Ich möchte dir einige Anmerkungen zu deinem Text da lassen, was mir aufgefallen ist:
Der Anfang mit der kurzen Vorgeschichte von Hans-Christian erscheint mir persönlich etwas zu detailliert in manchen Punkten, auch von der Perspektive deines Schüler-Erzählers als zu informativ. Beim Lesen fragte ich mich, woher weiß der Schüler so viel über seinen Lehrer Hans-Christian? Ist es üblich seinen Lehrer beim Vornamen zu nennen? Wenn ich mich an meine Lehrer erinnere, dann fällt mir eher der Nachname ein, von den wenigsten kannte ich den Vornamen und auch heute würde ich sie eher mit dem Nachnamen anreden als mit dem Vornamen.
(ich markiere den Anfang deiner Geschichte rot). Wenn du all diese Infos, die der Schüler über seinen Lehrer besitzt, verwenden möchtest, könnte ich mir vorstellen, dass dies der Lehrer seinen Schülern mal erzählt haben könnte und dann würde ich es im Text auch erwähnen, dass der Erzähler Berichtetes von seinem Lehrer erzählt. So in dieser Form ist mir die Quelle der Informationen über Hans-Christian etwas zu schwammig.

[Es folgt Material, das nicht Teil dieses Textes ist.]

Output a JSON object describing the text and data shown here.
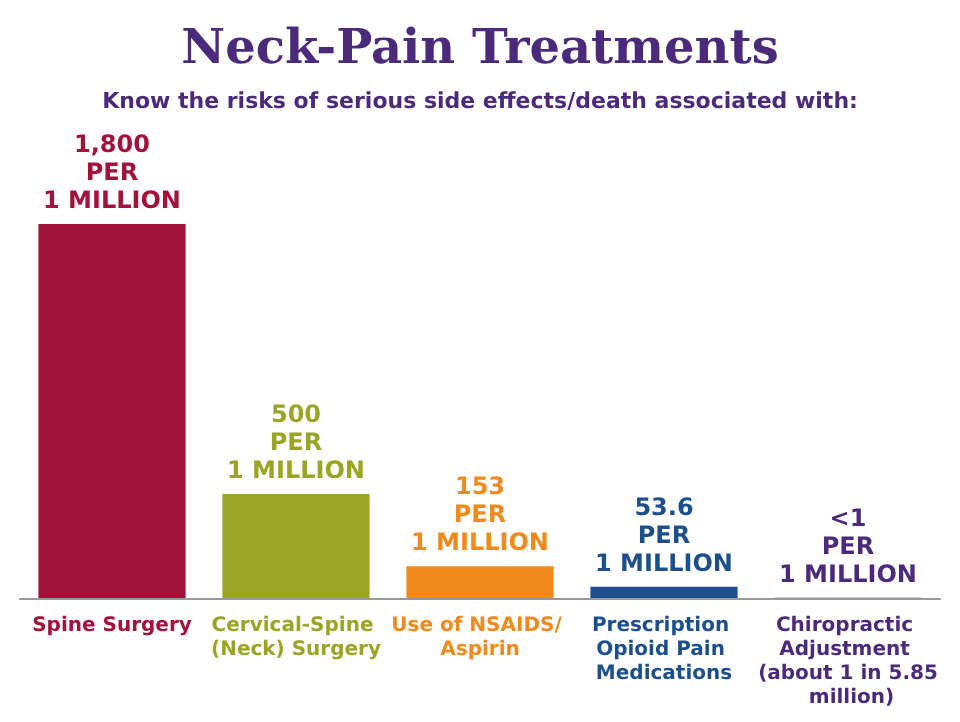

Einige Kleinigkeiten markiere ich noch im Text, wo ich gestolpert bin:
Papa Schlumpf hat Folgendes geschrieben:

Galigalo, dawai!
Hans-Christian war in amerikanischer Kriegsgefangenschaft gewesen und sprach daher ein wenig mehr Englisch als gewöhnliche Abiturienten, die ihren Not-Abschluss aus dem 44-er Jahr als Kriegsheimkehrer wiederholen mussten. Wie es zu jener Zeit an jenem Ort üblich war, fragte niemand nach Berufswünschen. Der Chemiebegeisterte wurde Schauspieler, der Physikfreak Chemiker. Und Hans-Christian?
„Du kannst Englisch? Wir brauchen Lehrer!“ So wurde er Lehrer, was nicht unbedingt zu seinen Interessen gehörte. Zumindest teilweise konnte er seine Vorstellungen dennoch durchsetzen. Als Bibliophiler und Literaturkenner durfte er als zweites Fach Deutsch wählen.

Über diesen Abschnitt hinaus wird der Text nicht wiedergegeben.